The enthusiasm that greeted this announcement was distinctly audible for two blocks each way on Main Street, and in the midst of it the Honorable G. W. Battles arose to once more make the speech of his life. He could assure Colonel Wallingford that there would be no trouble in influencing the City Council to grant him a franchise, for the Chamber of Commerce had means of coercing the City Council; which was a splendid joke, for every member of the City Council was also a member of the Chamber of Commerce, and they were all present. Such a quantity of mutual good will and esteem was never before uncorked in so limited a space as the social room of Odd Fellows' Hall, and Clint Richards was quite lost to find new adjectives for the front page of the next day's issue of the Blade. The glorious news, together with some striking illustrations of the healthy advance of Battlesburg real estate, was copied in the papers of Paris, London, Dublin, Berlin and Rome. In those towns, too, the same civic activity was exhibited, the same golden hopes were aroused, the same era of prosperity set in; and the papers of those villages vied with each other in chronicling the evidences of increased wealth that had come upon them. Franchises, therefore, were to be had by the munificent Colonel Wallingford without the asking. Before he could even appeal to them, village councils had given him the exclusive use of their only desirable streets for fifty years without money and without price. Ground for stations was donated everywhere, and when Wallingford started out to secure a right of way from the regenerated farmers, who in these days kept themselves posted by telephone and rural free delivery, his triumphant progress would have sickened with envy the promoters of legitimate traction lines.

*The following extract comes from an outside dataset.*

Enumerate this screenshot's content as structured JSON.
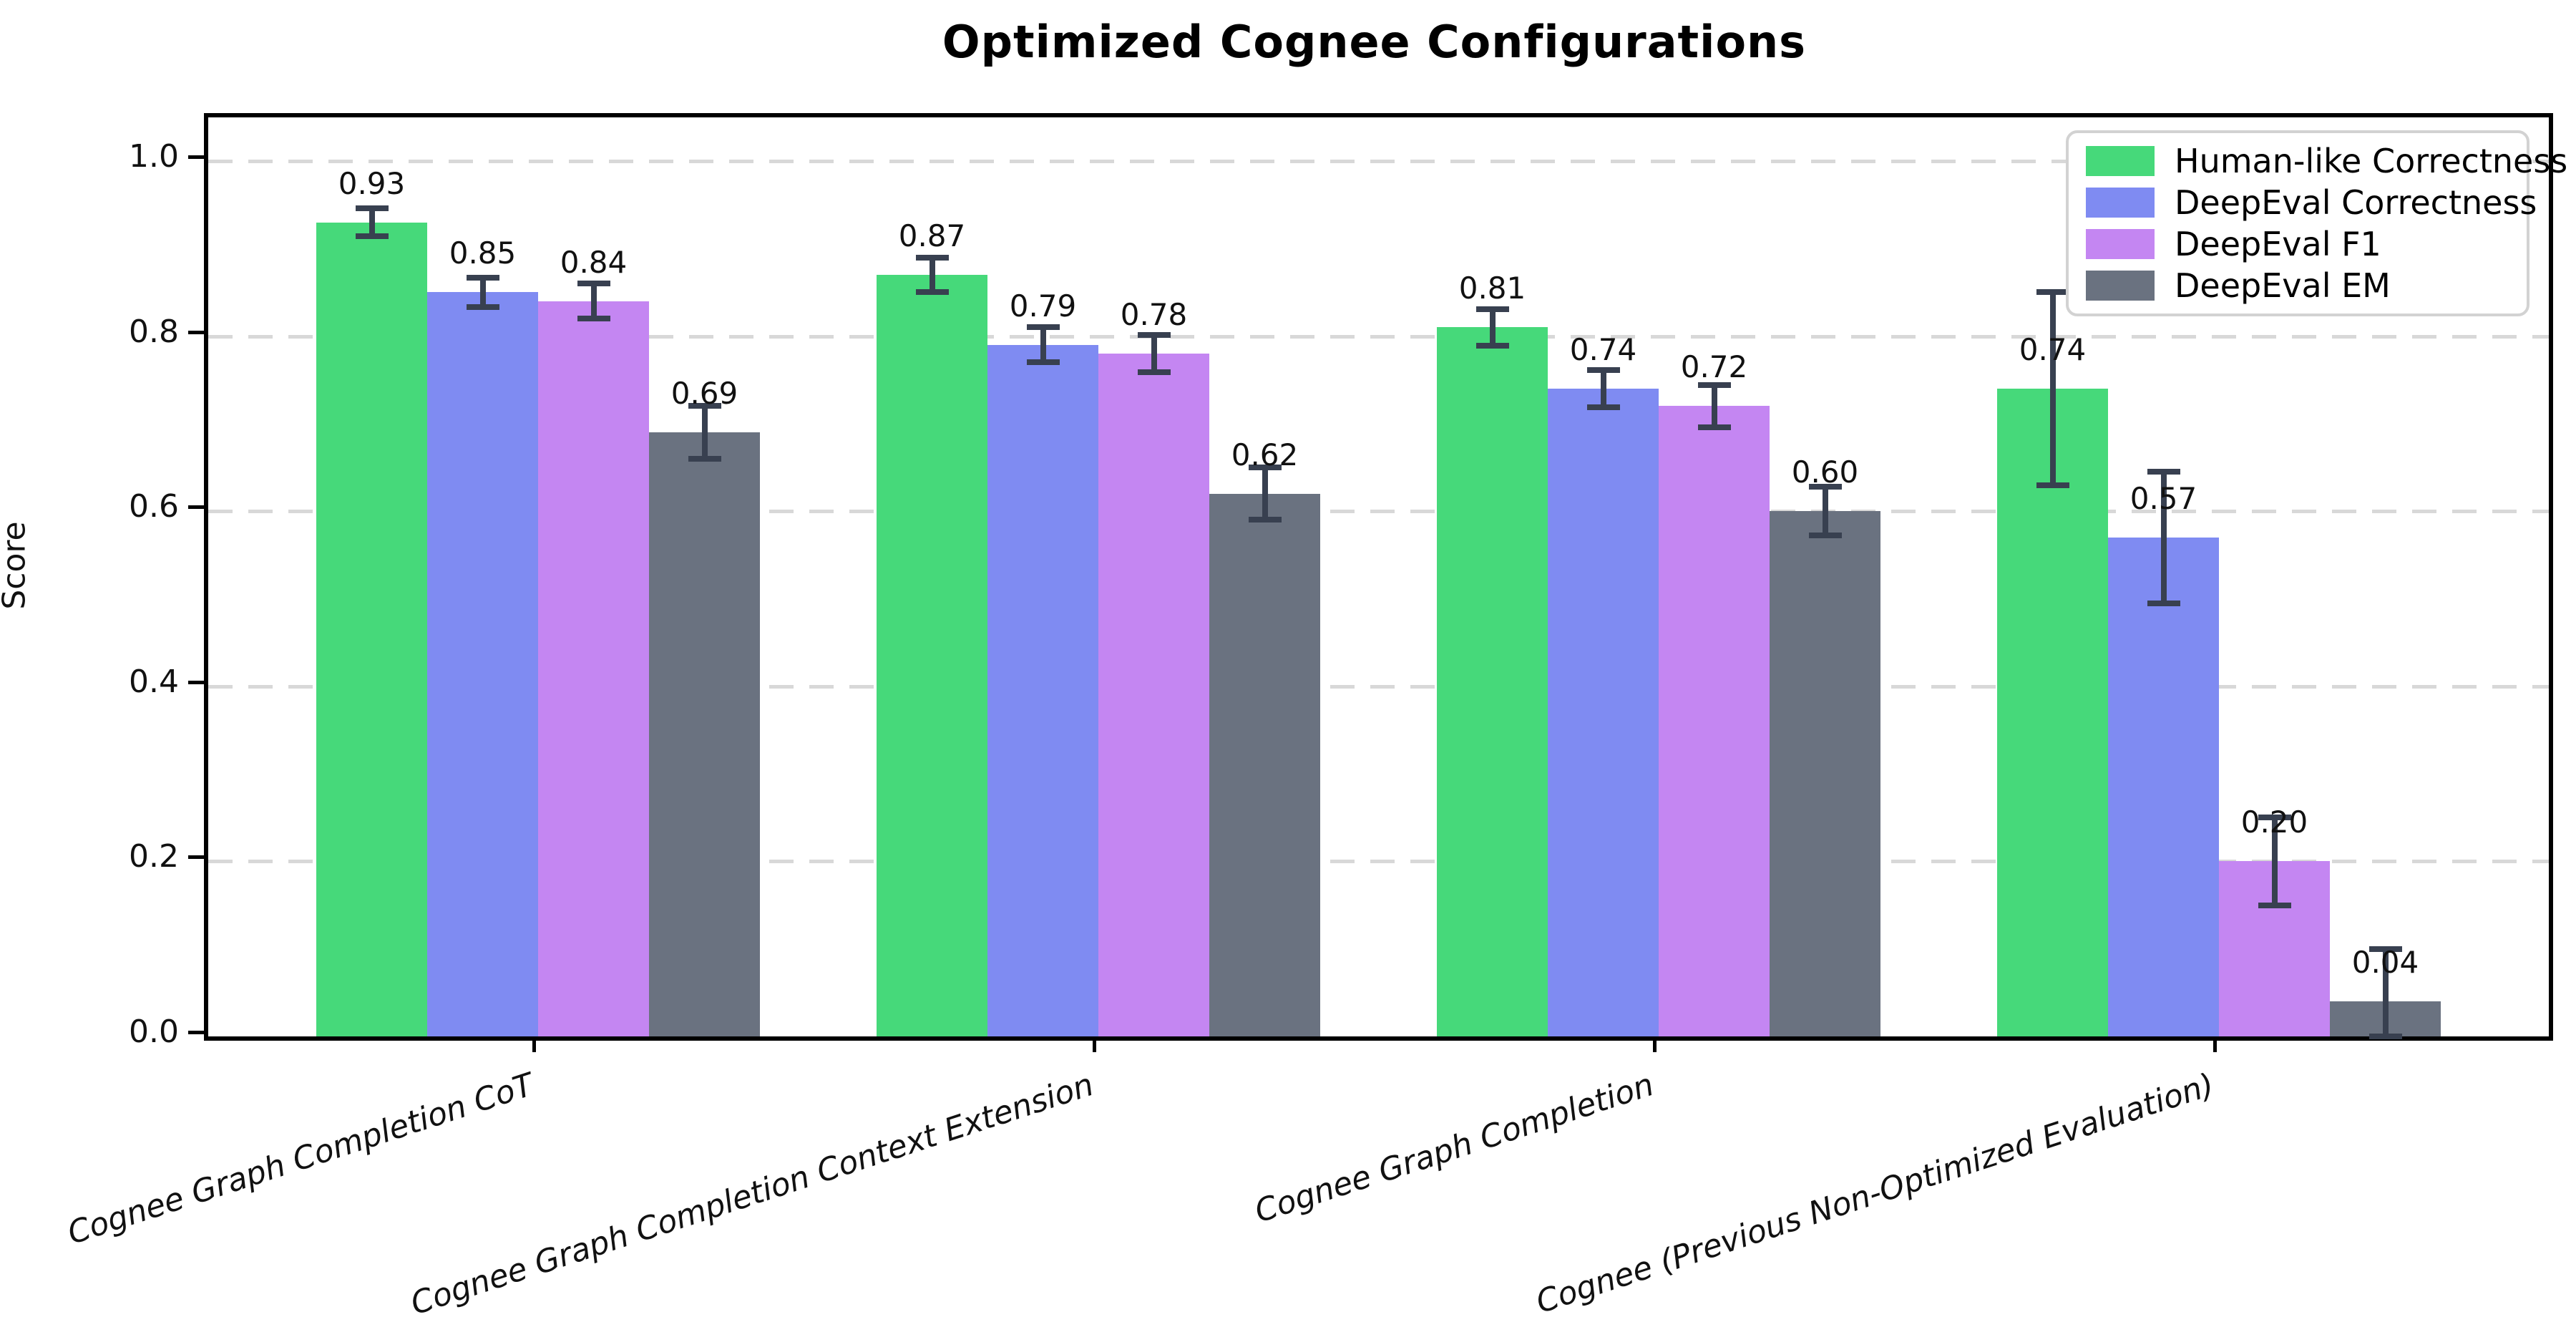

Discarding the big touring car, he secured a horse and buckboard, and donning yellow leather boots with straps and buckles at the calf, appeared upon the road the very apotheosis of a constructive engineering contractor; and when he stepped to the ground, big and hearty, and head and shoulders above nearly every man he went to see, when he gave them that cordial handclasp and laughed down upon them in that jovial way, every battle was half won. The thorough democracy of the man—that was what caught them! Moreover, the value of every foot of ground along the traction line was to be enhanced; at every farmhouse was to be an official stopping point with a platform; cars were to be run at least every hour; it would be possible to go to town in either direction, perform an errand and get back quickly, at infinitesimal cost and without sparing a horse from the field; sidings were to be made everywhere, and wheat cars, whenever required, would be loaded directly from the fields, the cost of transportation being guaranteed to remain less than one half that charged by the railroad; express cars were to be inaugurated, and upon these, milk, butter, eggs, produce of all kinds, could be shipped at trifling expense.
Never in All Her Married Life Had She Enjoyed Any Position Approaching This
While Wallingford was enjoying this new rôle he had created, his wife had also her taste of an entirely new life. She had no more than settled down in her new house than Mrs. G. W. Battles called upon her. Following her lead came Mrs. Geldenstein and Mrs. Quig and Mrs. Dorsett and the other acknowledged social leaders of the town. True, they criticised her house, her gowns, her manner of speech, her way of doing up her hair, but, this solemn duty performed, they unanimously agreed that she was a distinct acquisition to the polite life of the place. Never in all her married existence had she enjoyed any position approaching this. They had been nomads always, but now she had actual calls to make, actual, sober, formal friendships to cement, all these made possible by her husband's vast importance in the community; and upon Wallingford's triumphant return from his campaign for the right of way he was surprised to find her grown so young and care-free.
"I like this place, Jim," she told him in explanation. "Let's fix it to stay here always."
He gazed down at her and laughed.
"What have you been doing?" he inquired. "Giving pink teas? Getting full credit for your diamonds and those Paris dresses and hats?"